FasterDecoding / SnapKV

200 stars 8 forks source link

Group Query Attention #22

Open SimJeg opened 2 months ago

SimJeg commented 2 months ago

Hello,

Could you clarify how you handle group query attention ? For instance in Mistral 7B, there are 8 key value heads and 32 heads. So a given key-value pair is associated with 4 different queries and hence 4 different attention weights. How do you aggregate these 4 values ? I do see the num_key_value_groups variable in the update_kv method but it is not used.

Thanks !

WendyH1108 commented 1 month ago

Thanks for the question. We keep the head dimension intact as https://github.com/FasterDecoding/SnapKV/blob/82135ce2cc60f212a9ba918467f3d9c8134e163f/snapkv/monkeypatch/mistral_hijack_4_37.py#L97. In our update_kv, we also keep the head dimension along calculations.

SimJeg commented 1 month ago

I'm still confused.

With group query attention there are more queries than keys and values (e g. 32 queries for 8 keys). SnapKV is based on filtering keys and values with the latest queries. So for each key / value you get for instance 4 different scores. How do you average these 4 scores into a single one ? In other words past key values should have 8 heads and not 32, is it the case in snapkv ?

Le sam. 26 oct. 2024, 06:44, yingbinghuang @.***> a écrit :

Thanks for the question. We keep the head dimension intact as https://github.com/FasterDecoding/SnapKV/blob/82135ce2cc60f212a9ba918467f3d9c8134e163f/snapkv/monkeypatch/mistral_hijack_4_37.py#L97. In our update_kv, we also keep the head dimension along calculations.

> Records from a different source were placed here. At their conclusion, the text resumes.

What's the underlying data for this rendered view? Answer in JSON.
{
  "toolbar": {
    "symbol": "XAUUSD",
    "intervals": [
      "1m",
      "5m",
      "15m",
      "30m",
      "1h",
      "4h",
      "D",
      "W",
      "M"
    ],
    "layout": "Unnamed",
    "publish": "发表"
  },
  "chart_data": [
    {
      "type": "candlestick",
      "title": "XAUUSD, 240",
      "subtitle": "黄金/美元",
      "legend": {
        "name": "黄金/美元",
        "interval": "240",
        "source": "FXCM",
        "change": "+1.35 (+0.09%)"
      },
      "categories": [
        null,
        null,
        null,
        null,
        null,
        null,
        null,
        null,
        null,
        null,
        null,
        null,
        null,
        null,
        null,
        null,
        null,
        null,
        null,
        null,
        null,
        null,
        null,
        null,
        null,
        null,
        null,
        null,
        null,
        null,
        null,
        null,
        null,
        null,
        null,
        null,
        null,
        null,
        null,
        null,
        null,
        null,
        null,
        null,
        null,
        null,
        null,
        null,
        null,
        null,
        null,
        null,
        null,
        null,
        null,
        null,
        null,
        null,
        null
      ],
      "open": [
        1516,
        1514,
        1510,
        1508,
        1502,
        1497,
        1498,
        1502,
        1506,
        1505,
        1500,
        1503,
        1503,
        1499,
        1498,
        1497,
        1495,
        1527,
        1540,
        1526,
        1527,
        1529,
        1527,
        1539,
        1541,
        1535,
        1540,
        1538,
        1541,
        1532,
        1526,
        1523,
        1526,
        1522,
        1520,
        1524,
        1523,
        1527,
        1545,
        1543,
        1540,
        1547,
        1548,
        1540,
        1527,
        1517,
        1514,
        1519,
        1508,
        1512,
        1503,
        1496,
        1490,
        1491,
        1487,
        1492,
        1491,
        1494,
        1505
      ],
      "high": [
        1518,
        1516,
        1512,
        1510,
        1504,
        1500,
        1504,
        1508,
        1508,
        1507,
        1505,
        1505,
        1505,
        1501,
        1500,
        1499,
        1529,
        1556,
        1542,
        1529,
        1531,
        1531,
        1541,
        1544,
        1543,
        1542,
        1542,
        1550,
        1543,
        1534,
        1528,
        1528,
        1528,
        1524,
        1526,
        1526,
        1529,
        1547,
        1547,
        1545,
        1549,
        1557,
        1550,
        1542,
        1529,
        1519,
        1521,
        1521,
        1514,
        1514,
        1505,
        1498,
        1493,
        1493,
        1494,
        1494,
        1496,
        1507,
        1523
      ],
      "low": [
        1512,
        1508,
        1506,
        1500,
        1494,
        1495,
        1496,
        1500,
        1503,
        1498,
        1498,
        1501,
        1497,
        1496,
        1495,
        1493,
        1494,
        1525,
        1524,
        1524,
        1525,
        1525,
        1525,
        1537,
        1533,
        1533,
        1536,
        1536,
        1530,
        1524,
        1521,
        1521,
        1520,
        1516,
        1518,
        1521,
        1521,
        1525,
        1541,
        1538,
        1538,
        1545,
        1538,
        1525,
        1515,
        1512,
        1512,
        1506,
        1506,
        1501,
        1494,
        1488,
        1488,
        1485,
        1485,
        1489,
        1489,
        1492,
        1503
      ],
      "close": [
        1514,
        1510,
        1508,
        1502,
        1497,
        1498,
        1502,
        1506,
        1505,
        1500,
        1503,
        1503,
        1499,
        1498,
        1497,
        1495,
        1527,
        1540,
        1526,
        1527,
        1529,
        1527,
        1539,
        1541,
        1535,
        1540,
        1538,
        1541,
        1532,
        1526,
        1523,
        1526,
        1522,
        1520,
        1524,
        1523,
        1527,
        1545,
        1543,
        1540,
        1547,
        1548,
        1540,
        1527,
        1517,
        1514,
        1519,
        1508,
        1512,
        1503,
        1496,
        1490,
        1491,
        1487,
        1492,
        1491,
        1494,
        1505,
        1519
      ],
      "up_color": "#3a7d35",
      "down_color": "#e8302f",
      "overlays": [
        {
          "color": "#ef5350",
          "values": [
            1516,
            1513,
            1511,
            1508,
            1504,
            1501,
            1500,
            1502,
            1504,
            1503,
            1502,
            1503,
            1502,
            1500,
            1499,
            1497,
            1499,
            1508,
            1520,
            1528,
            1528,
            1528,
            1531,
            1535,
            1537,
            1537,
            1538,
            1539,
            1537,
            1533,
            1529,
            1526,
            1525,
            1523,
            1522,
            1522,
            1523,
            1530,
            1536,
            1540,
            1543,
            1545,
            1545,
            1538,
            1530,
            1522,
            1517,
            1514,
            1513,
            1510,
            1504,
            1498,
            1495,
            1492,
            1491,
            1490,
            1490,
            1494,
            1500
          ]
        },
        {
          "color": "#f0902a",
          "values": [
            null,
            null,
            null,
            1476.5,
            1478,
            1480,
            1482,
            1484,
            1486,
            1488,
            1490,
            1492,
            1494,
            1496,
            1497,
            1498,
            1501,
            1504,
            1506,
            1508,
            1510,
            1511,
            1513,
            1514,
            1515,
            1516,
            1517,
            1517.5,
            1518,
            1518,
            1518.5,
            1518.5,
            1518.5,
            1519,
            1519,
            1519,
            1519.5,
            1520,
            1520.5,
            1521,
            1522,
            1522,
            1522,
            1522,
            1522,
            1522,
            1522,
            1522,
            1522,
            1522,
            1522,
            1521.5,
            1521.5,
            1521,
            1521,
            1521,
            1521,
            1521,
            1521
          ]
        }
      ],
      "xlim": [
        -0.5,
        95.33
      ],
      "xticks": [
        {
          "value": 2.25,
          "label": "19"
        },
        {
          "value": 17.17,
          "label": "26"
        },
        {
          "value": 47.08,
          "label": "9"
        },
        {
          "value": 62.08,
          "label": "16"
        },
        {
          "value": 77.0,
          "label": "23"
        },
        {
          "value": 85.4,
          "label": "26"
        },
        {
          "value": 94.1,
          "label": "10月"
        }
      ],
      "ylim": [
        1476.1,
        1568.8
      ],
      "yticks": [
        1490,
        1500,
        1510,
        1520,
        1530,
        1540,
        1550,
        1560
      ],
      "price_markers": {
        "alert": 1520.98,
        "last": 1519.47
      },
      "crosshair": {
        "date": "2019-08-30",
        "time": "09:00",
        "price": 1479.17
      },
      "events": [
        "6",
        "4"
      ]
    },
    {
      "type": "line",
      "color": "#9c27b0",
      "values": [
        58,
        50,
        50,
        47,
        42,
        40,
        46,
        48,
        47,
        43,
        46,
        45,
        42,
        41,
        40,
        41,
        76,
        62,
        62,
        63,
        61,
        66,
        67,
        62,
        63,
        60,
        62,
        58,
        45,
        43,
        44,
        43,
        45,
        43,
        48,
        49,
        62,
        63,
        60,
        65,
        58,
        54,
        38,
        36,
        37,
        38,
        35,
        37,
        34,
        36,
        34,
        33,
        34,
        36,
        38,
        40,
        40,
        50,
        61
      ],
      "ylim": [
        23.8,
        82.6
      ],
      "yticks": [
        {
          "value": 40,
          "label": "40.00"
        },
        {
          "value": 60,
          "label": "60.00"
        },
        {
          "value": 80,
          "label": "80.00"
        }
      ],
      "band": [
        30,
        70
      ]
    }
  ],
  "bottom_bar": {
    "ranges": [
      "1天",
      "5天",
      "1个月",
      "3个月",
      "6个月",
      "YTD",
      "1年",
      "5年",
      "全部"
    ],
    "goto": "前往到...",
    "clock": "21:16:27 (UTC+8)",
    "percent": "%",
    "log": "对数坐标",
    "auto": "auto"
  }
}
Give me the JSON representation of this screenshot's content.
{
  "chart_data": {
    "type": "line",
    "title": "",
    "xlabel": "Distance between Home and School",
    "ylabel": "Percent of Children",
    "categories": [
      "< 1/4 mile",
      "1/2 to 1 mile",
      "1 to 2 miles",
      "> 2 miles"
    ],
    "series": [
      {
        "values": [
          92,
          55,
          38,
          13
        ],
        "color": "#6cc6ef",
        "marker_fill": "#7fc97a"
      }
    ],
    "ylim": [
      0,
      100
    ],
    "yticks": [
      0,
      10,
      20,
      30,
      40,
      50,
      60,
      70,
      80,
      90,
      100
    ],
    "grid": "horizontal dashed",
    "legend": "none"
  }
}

— Reply to this email directly, view it on GitHub https://github.com/FasterDecoding/SnapKV/issues/22#issuecomment-2439336738, or unsubscribe https://github.com/notifications/unsubscribe-auth/ADE64VPAULKAN7DECWWT3ILZ5MM4JAVCNFSM6AAAAABPJ6EEFWVHI2DSMVQWIX3LMV43OSLTON2WKQ3PNVWWK3TUHMZDIMZZGMZTMNZTHA . You are receiving this because you authored the thread.Message ID: @.***>

FdyCN commented 2 weeks ago

I have the same question. seems there is no "avg" or other process between repeated kv-heads to reduce to GQA. Or just change GQA to MHA by always repeating kv head??

FFY0 commented 2 weeks ago

Hello, I am the author of Ada-KV, a follow-up work to SnapKV. Recently, we try to integrate GQA support into SnapKV and our Ada-KV. Experimental results show that, after enabling GQA with only 25% of the original cache size in Mistral-7B-Instruct-v0.2, both SnapKV and our Ada-KV continue to perform well, with only a slight quality drop. We have made our code and preliminary results on LongBench publicly available in our repository. We sincerely thank the SnapKV team for releasing their paper and code, which greatly contributed to advancing our research!